Il passo marziale della chitarra e la ritmica ferrosa e schioccante di “Frowland” mimano macchinosamente il groove metal dei Sepultura, così come “Funny Man” potrebbe appartenere al repertorio dei Korn, se intossicati da scorie nucleari. “Tape” aggiunge alle nuove (o perlomeno in questa occasione più marcate) influenze della band il grunge pesante dei Soundgarden e il noise stridente degli immancabili Jesus Lizard.
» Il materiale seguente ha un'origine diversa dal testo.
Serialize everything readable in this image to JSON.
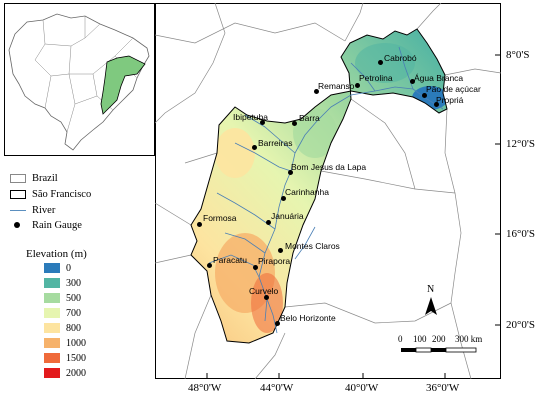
{
  "legend": {
    "items": [
      {
        "label": "Brazil"
      },
      {
        "label": "São Francisco"
      },
      {
        "label": "River"
      },
      {
        "label": "Rain Gauge"
      }
    ],
    "elevation_title": "Elevation (m)",
    "elevation_classes": [
      {
        "label": "0",
        "color": "#2b7bba"
      },
      {
        "label": "300",
        "color": "#52b5a3"
      },
      {
        "label": "500",
        "color": "#a6dba0"
      },
      {
        "label": "700",
        "color": "#e6f5b0"
      },
      {
        "label": "800",
        "color": "#fde4a0"
      },
      {
        "label": "1000",
        "color": "#f6b26b"
      },
      {
        "label": "1500",
        "color": "#ef6a3a"
      },
      {
        "label": "2000",
        "color": "#e31a1c"
      }
    ]
  },
  "lat_labels": [
    "8°0'S",
    "12°0'S",
    "16°0'S",
    "20°0'S"
  ],
  "lon_labels": [
    "48°0'W",
    "44°0'W",
    "40°0'W",
    "36°0'W"
  ],
  "scale": {
    "ticks": [
      "0",
      "100",
      "200",
      "300 km"
    ]
  },
  "north": "N",
  "gauges": [
    {
      "name": "Cabrobó"
    },
    {
      "name": "Petrolina"
    },
    {
      "name": "Remanso"
    },
    {
      "name": "Água Branca"
    },
    {
      "name": "Pão de açúcar"
    },
    {
      "name": "Propriá"
    },
    {
      "name": "Ibipetuba"
    },
    {
      "name": "Barra"
    },
    {
      "name": "Barreiras"
    },
    {
      "name": "Bom Jesus da Lapa"
    },
    {
      "name": "Carinhanha"
    },
    {
      "name": "Formosa"
    },
    {
      "name": "Januária"
    },
    {
      "name": "Montes Claros"
    },
    {
      "name": "Paracatu"
    },
    {
      "name": "Pirapora"
    },
    {
      "name": "Curvelo"
    },
    {
      "name": "Belo Horizonte"
    }
  ]
}
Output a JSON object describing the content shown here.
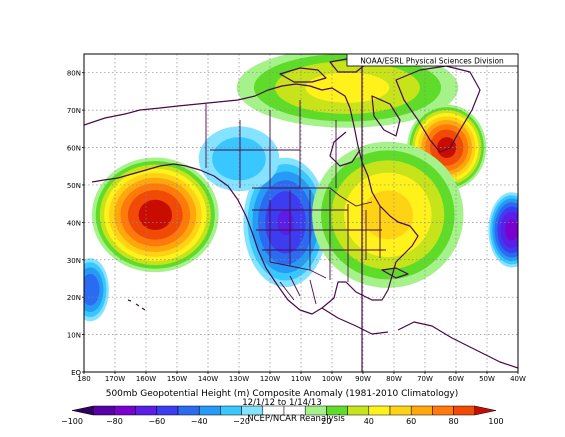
{
  "credit": "NOAA/ESRL Physical Sciences Division",
  "title": "500mb Geopotential Height (m) Composite Anomaly (1981-2010 Climatology)",
  "date_range": "12/1/12 to 1/14/13",
  "source": "NCEP/NCAR Reanalysis",
  "map": {
    "lat_labels": [
      "EQ",
      "10N",
      "20N",
      "30N",
      "40N",
      "50N",
      "60N",
      "70N",
      "80N"
    ],
    "lon_labels": [
      "180",
      "170W",
      "160W",
      "150W",
      "140W",
      "130W",
      "120W",
      "110W",
      "100W",
      "90W",
      "80W",
      "70W",
      "60W",
      "50W",
      "40W"
    ]
  },
  "anomaly_field": [
    {
      "name": "central-pacific-ridge",
      "lon": -157,
      "lat": 42,
      "value": 96,
      "rx": 16,
      "ry": 12
    },
    {
      "name": "western-us-trough",
      "lon": -115,
      "lat": 40,
      "value": -62,
      "rx": 11,
      "ry": 14
    },
    {
      "name": "alaska-gulf-trough",
      "lon": -130,
      "lat": 57,
      "value": -28,
      "rx": 12,
      "ry": 8
    },
    {
      "name": "canadian-arctic-ridge",
      "lon": -95,
      "lat": 76,
      "value": 45,
      "rx": 30,
      "ry": 9
    },
    {
      "name": "greenland-labrador-ridge",
      "lon": -63,
      "lat": 60,
      "value": 95,
      "rx": 10,
      "ry": 9
    },
    {
      "name": "eastern-na-ridge",
      "lon": -82,
      "lat": 42,
      "value": 55,
      "rx": 20,
      "ry": 16
    },
    {
      "name": "north-atlantic-trough",
      "lon": -42,
      "lat": 38,
      "value": -75,
      "rx": 6,
      "ry": 8
    },
    {
      "name": "subtropical-pacific-trough",
      "lon": -178,
      "lat": 22,
      "value": -50,
      "rx": 5,
      "ry": 7
    }
  ],
  "colorbar": {
    "levels": [
      -100,
      -90,
      -80,
      -70,
      -60,
      -50,
      -40,
      -30,
      -20,
      -10,
      0,
      10,
      20,
      30,
      40,
      50,
      60,
      70,
      80,
      90,
      100
    ],
    "colors": [
      "#300061",
      "#5800a8",
      "#7a00cf",
      "#5a1ee6",
      "#3c3cf0",
      "#2b6bf2",
      "#259bf5",
      "#38c8ff",
      "#86e3ff",
      "#ffffff",
      "#ffffff",
      "#a5f28a",
      "#5fdc2a",
      "#c7e41a",
      "#fff21a",
      "#ffd315",
      "#ffa80e",
      "#ff7a0a",
      "#f04a06",
      "#c80c00"
    ],
    "tick_labels": [
      "−100",
      "−80",
      "−60",
      "−40",
      "−20",
      "20",
      "40",
      "60",
      "80",
      "100"
    ],
    "tick_values": [
      -100,
      -80,
      -60,
      -40,
      -20,
      20,
      40,
      60,
      80,
      100
    ]
  }
}
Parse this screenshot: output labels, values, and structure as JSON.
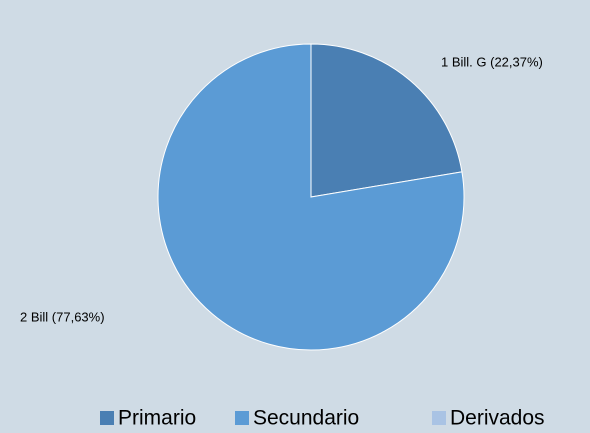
{
  "chart_data": {
    "type": "pie",
    "categories": [
      "Primario",
      "Secundario",
      "Derivados"
    ],
    "values": [
      22.37,
      77.63,
      0
    ],
    "value_labels": [
      "1 Bill. G (22,37%)",
      "2 Bill (77,63%)",
      null
    ],
    "colors": [
      "#4a7fb3",
      "#5b9bd5",
      "#a9c3e4"
    ],
    "legend": "bottom"
  }
}
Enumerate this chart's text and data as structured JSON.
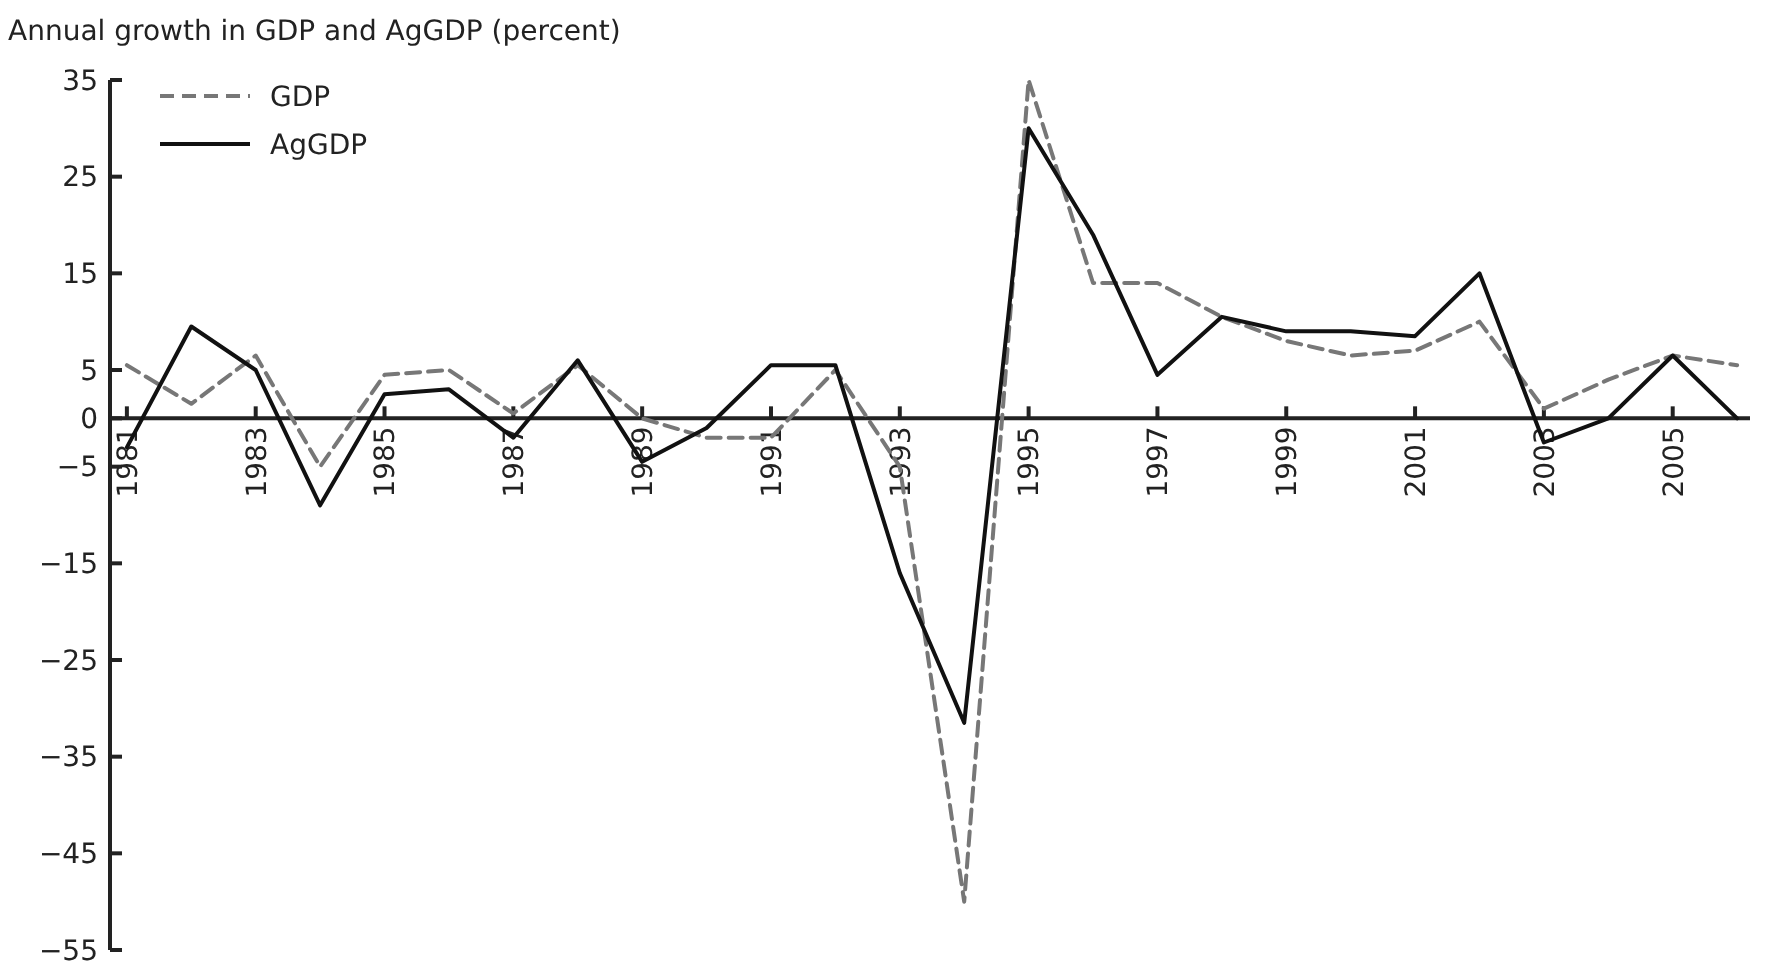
{
  "chart_data": {
    "type": "line",
    "title": "Annual growth in GDP and AgGDP (percent)",
    "x": [
      1981,
      1982,
      1983,
      1984,
      1985,
      1986,
      1987,
      1988,
      1989,
      1990,
      1991,
      1992,
      1993,
      1994,
      1995,
      1996,
      1997,
      1998,
      1999,
      2000,
      2001,
      2002,
      2003,
      2004,
      2005,
      2006
    ],
    "xlim": [
      1980.8,
      2006.2
    ],
    "xticks": [
      1981,
      1983,
      1985,
      1987,
      1989,
      1991,
      1993,
      1995,
      1997,
      1999,
      2001,
      2003,
      2005
    ],
    "ylim": [
      -55,
      35
    ],
    "yticks": [
      35,
      25,
      15,
      5,
      0,
      -5,
      -15,
      -25,
      -35,
      -45,
      -55
    ],
    "legend": "top left",
    "grid": false,
    "series": [
      {
        "name": "GDP",
        "color": "#777777",
        "line_style": "dashed",
        "values": [
          5.5,
          1.5,
          6.5,
          -5,
          4.5,
          5,
          0.5,
          5.5,
          0,
          -2,
          -2,
          5,
          -5,
          -50,
          35,
          14,
          14,
          10.5,
          8,
          6.5,
          7,
          10,
          1,
          4,
          6.5,
          5.5
        ]
      },
      {
        "name": "AgGDP",
        "color": "#111111",
        "line_style": "solid",
        "values": [
          -3,
          9.5,
          5,
          -9,
          2.5,
          3,
          -2,
          6,
          -4.5,
          -1,
          5.5,
          5.5,
          -16,
          -31.5,
          30,
          19,
          4.5,
          10.5,
          9,
          9,
          8.5,
          15,
          -2.5,
          0,
          6.5,
          0
        ]
      }
    ]
  }
}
Nella sua seconda parte il disco continua, spietato, a non concedere tregua: il riff bombardiero sul finale di “The New World”, le vangate sulle corde del basso di “Masc” e via discorrendo. Solo “Milk Of Human Kindness”, con il suo andamento più tipicamente sludge, vede il ritmo decelerare e la potenza di fuoco calare – in termini di irruenza, non di certo di veleno.
Intervallati dalla colonna sonora di “Tenkiller” e da uno split-album con i Nerver, i primi due Lp dei Chat Pile sono due dischi speculari ma complementari. Due facce della stessa, feroce e ributtante medaglia. Che fanno della formazione il nome di punta (ora che i patron Have A Nice Life sono nuovamente in pausa) di The Flenser e, va da sé, delle scene noise e metal più estreme. Dato anche che questo “Cool World” sembra aver l’attitudine giusta per far guadagnare alla formazione numerosi nuovi proseliti e la presenza in numerosi cartelloni di grido nella prossima stagione dei festival.